Department of Theatre and Dance

UW Summer Theatre Presents 'Three Days of Rain' June 22-26

June 15, 2010 -- The University of Wyoming 2010 Snowy Range Summer Theatre and Dance Festival continues with "Three Days of Rain," Richard Greenberg's deft exploration of how the private words of one generation are reinterpreted by the next.

Directed by John O'Hagan, "Three Days of Rain" runs June 22 through 26 at 7:30 p.m. in the Fine Arts Center Studio Theatre. Tickets cost $10 for the public, $8 for senior citizens and $5 for students. For tickets call (307) 766-6666 or go online at www.uwyo.edu/finearts.

Nominated for the Pulitzer Prize, "Three Days of Rain" is part family drama, part romance and part mystery.
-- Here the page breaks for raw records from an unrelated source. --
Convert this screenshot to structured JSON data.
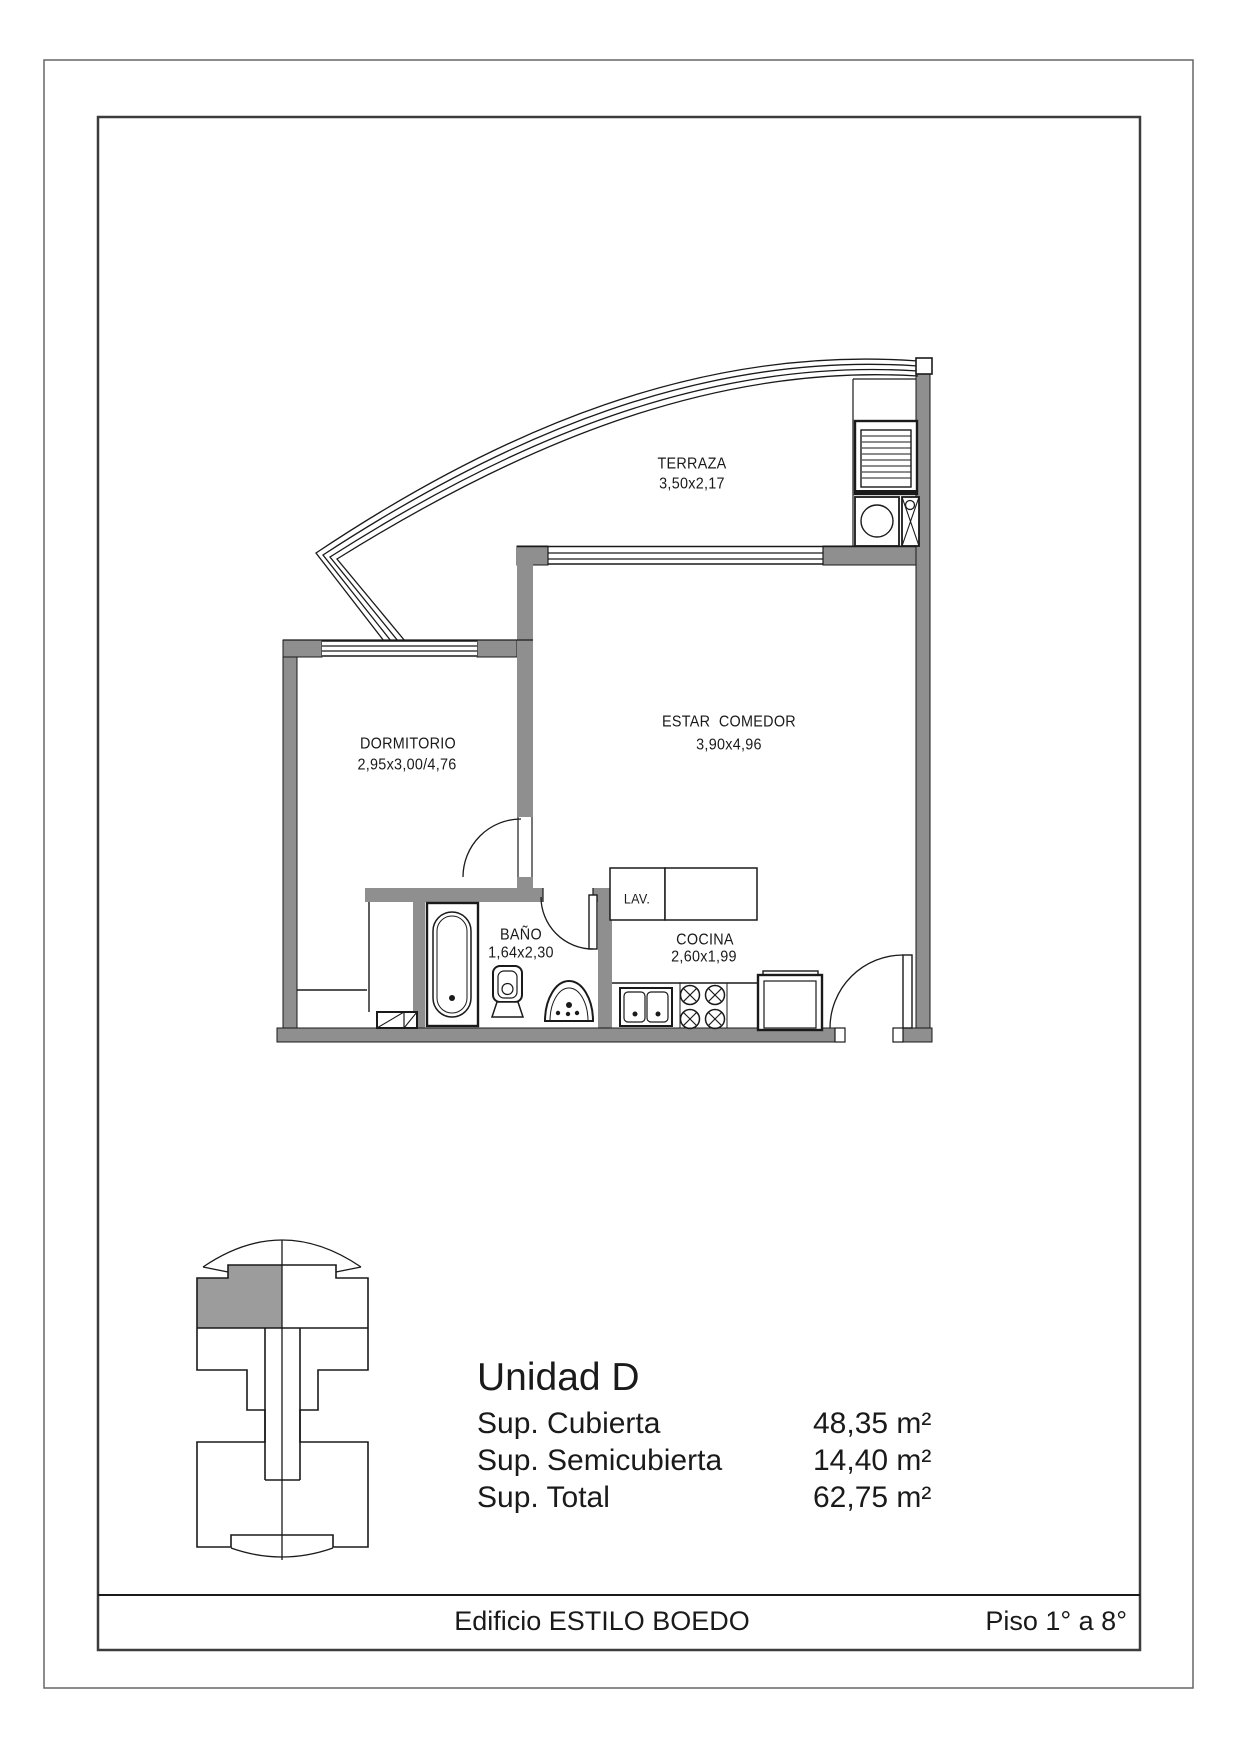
{
  "plan": {
    "rooms": {
      "terraza": {
        "name": "TERRAZA",
        "dims": "3,50x2,17"
      },
      "dormitorio": {
        "name": "DORMITORIO",
        "dims": "2,95x3,00/4,76"
      },
      "estar": {
        "name": "ESTAR  COMEDOR",
        "dims": "3,90x4,96"
      },
      "bano": {
        "name": "BAÑO",
        "dims": "1,64x2,30"
      },
      "cocina": {
        "name": "COCINA",
        "dims": "2,60x1,99"
      },
      "lavadero": {
        "name": "LAV."
      }
    }
  },
  "summary": {
    "title": "Unidad D",
    "rows": [
      {
        "label": "Sup. Cubierta",
        "value": "48,35 m²"
      },
      {
        "label": "Sup. Semicubierta",
        "value": "14,40 m²"
      },
      {
        "label": "Sup. Total",
        "value": "62,75 m²"
      }
    ]
  },
  "footer": {
    "building": "Edificio ESTILO BOEDO",
    "floors": "Piso 1° a 8°"
  },
  "colors": {
    "wall": "#8f8f8f",
    "keyplan_unit_fill": "#9c9c9c",
    "line": "#1a1a1a"
  }
}
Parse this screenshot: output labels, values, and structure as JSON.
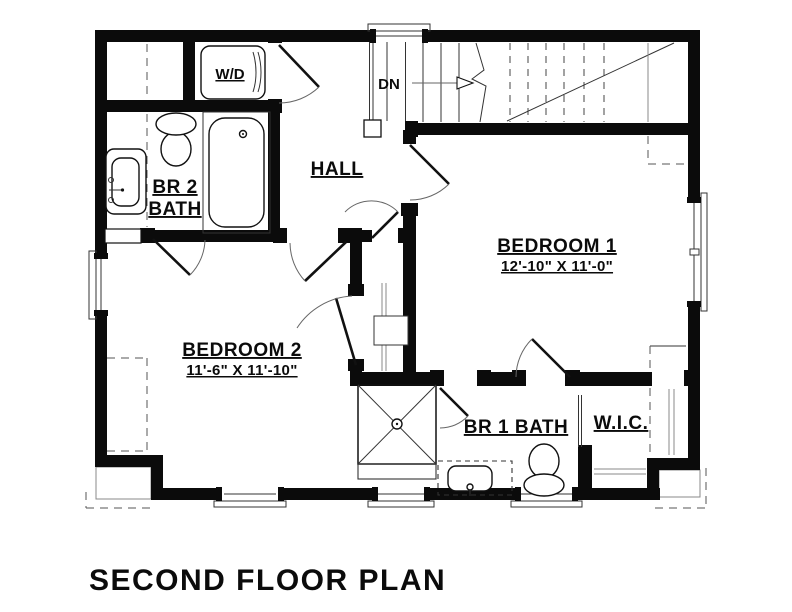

"Greenberg really weaves together threads of humor, suspense and romance to explore how our perceptions of others are sometimes dead on, but more often than not, so incredibly far off base it's ridiculous," says O'Hagan. "Particularly when it comes to those we think we know so well. I think folks will come away with a new appreciation for the intricacies of their own pasts."

The story centers on Walker Janeway, who returns to New York City a year after he disappeared on the day of his father's funeral. Walker takes up temporary residence in the unused space where 35 years earlier, his father, Ned, and Ned's late business partner, Theo-both architects-lived and designed the great house that would make them famous.

Joined by his sister Nan and childhood friend Pip, Theo's son, for the reading of the will, Walker searches for clues about his complicated family history. He discovers Ned's diary, which contains the cryptic inscription "three days of rain," words that eventually take the trio back a generation. An evening of harrowing and sometimes comically inadvertent revelations leads Walker to a surprising solution to the family puzzle.

The play features guest actor John Goodson as Walker. Goodson is a stage manager and teaching artist who has trained at Fullerton College (Calif.) and Southern Oregon University, and was awarded an internship and subsequent full company season with the Oregon Shakespeare Festival. Goodson recently completed a year on staff as a teaching artist with the Oregon Shakespeare Festival's Office of Education, and is now based in Indianapolis, Ind.

"I am tremendously excited about this cast," says O'Hagan. "Every once in awhile the fates come together for a director and place the absolutely right people in your lap for a project. This is one of those times. When I first thought of doing this play, these are the three people I wanted and I was lucky enough to get all of them."

Also featured are UW Theatre alumni Stephanie (Hanson) Long and Jason Pasqua. Long appeared in "Dead White Males" (UW) and "The Last Night of Ballyhoo" (Vancouver, Canada), and produced and directed "The Eight: Reindeer Monologues," as part of fundraising campaign for the Association of Japan Exchange and Teaching benefitting the Southeast Asian educational charity, Room to Read.

Pasqua is a 1999 graduate of UW and earned an MFA at the University of Idaho. He now heads the theatre program at Laramie County Community College in Cheyenne, where he also serves as director of Cultural Affairs.